O ano de 2020 já se tornou um ano histórico para a comunidade negra, em especial, as mulheres. Nas eleições municipais de 2020, segundo o TSE, cerca de 267 mil candidatos (48,1%) se disseram brancos, 219 mil (39,4%) se declararam pardos e 58 mil (10,5%) afirmaram ser pretos.

 Em 25 agosto o Tribunal Superior Eleitoral determinou que os partidos deveriam alocar, proporcionalmente, recursos do Fundo Eleitoral e o tempo de propaganda eleitoral gratuita de rádio e TV ao total de candidatos pardos e pretos.

Vale ressaltar que tudo nasce do questionamento feito pela deputada federal, Benedita da Silva (PT-RJ). A congressista sugeriu que fosse destinado às candidaturas negras 50% do total do financiamento eleitoral e também do tempo de propaganda, replicando o que acontece com as candidaturas de mulheres. Tese sustentada com base em pesquisa do IBGE, onde foi revelado que a população brasileira é constituída por 55% de negros, autodeclarados.

“Com atraso, mas não tarde demais, estamos empurrando a história do Brasil na direção da justiça racial” (Luís Roberto Barroso, presidente do TSE).

O Censo de 2010 traz uma realidade escamoteada pelo manto do machismo/racismo, que estruturara a sociedade brasileira: 25,38% da população de mulheres negras, ou como deseja o censo, pretas e pardas, mais que ¼ da população, ou um número maior que 48.000.000 de pessoas.

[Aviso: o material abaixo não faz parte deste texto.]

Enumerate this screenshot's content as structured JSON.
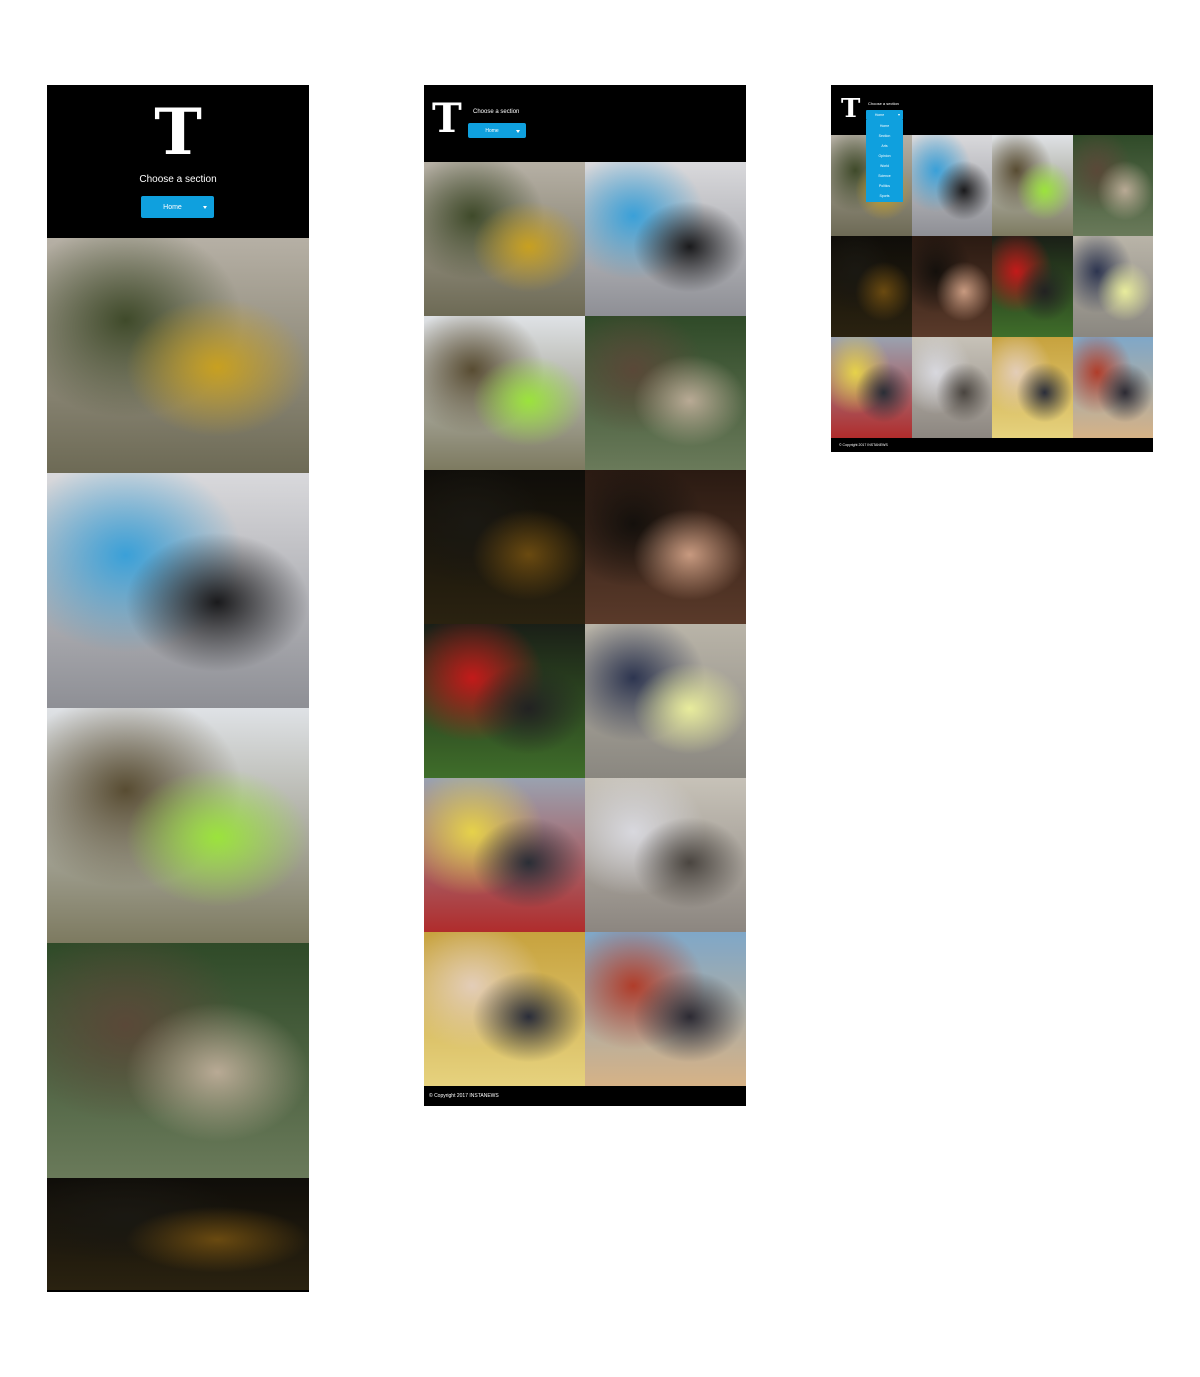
{
  "header": {
    "logo_letter": "T",
    "prompt": "Choose a section",
    "selected_section": "Home"
  },
  "dropdown": {
    "options": [
      "Home",
      "Section",
      "Arts",
      "Opinion",
      "World",
      "Science",
      "Politics",
      "Sports"
    ]
  },
  "footer": {
    "copyright": "© Copyright 2017 INSTANEWS"
  },
  "photos": [
    {
      "name": "hurricane-cleanup-wheelbarrow",
      "colors": [
        "#b6b0a5",
        "#6d6a55",
        "#c8a020",
        "#3f4a2a"
      ]
    },
    {
      "name": "man-carrying-bags-porch",
      "colors": [
        "#d9d9dc",
        "#8e8f95",
        "#1a1a1c",
        "#3aa0d8"
      ]
    },
    {
      "name": "soldiers-passing-water",
      "colors": [
        "#dfe2e6",
        "#7d7a60",
        "#9be33c",
        "#584c32"
      ]
    },
    {
      "name": "street-debris-cleanup",
      "colors": [
        "#2f4a28",
        "#6a7a5a",
        "#b9aa95",
        "#5a4838"
      ]
    },
    {
      "name": "night-flood-scene",
      "colors": [
        "#0f0d09",
        "#2a2210",
        "#6a4a10",
        "#1a1812"
      ]
    },
    {
      "name": "comey-testimony",
      "colors": [
        "#2a1a12",
        "#5a3a2a",
        "#c89a80",
        "#14100c"
      ]
    },
    {
      "name": "trump-marine-lawn",
      "colors": [
        "#1a1f17",
        "#3f6e2a",
        "#222",
        "#c31a1a"
      ]
    },
    {
      "name": "voters-reading-ballot",
      "colors": [
        "#b9b4a8",
        "#8a8780",
        "#e8ec9c",
        "#2d3550"
      ]
    },
    {
      "name": "engine-factory",
      "colors": [
        "#9aa2b0",
        "#b02c2c",
        "#2a2e36",
        "#e6d24a"
      ]
    },
    {
      "name": "construction-scaffolding",
      "colors": [
        "#c7c2b8",
        "#8c8680",
        "#4a4540",
        "#d8d8de"
      ]
    },
    {
      "name": "oval-office",
      "colors": [
        "#c7a23e",
        "#e6d27e",
        "#2a2d3a",
        "#e3cdb8"
      ]
    },
    {
      "name": "daca-protest",
      "colors": [
        "#7fa7c8",
        "#d6b286",
        "#2c2a33",
        "#b03d2a"
      ]
    }
  ]
}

Esse número não reflete a participação política das mulheres negras nas esferas do poder público e nas tomadas de decisão.

Fato é que a mulher sofre da invisibilidade real pela questão racial e de gênero; ser mulher em qualquer lugar do mundo é uma árdua tarefa, ser mulher e negra no Brasil é uma posição de tamanha crueldade que só com a banalização das dores pode ser passada despercebida. Em contrapartida, essas mesmas mulheres são esteio da sociedade e fundamentais na transmissão de saberes culturais e religiosos da cultura afro-brasileira.

“As mulheres negras sempre foram os sustentáculos dos movimentos, as mulheres sempre foram as organizadoras primárias dos movimentos sociais” (Ângela Davis, filósofa).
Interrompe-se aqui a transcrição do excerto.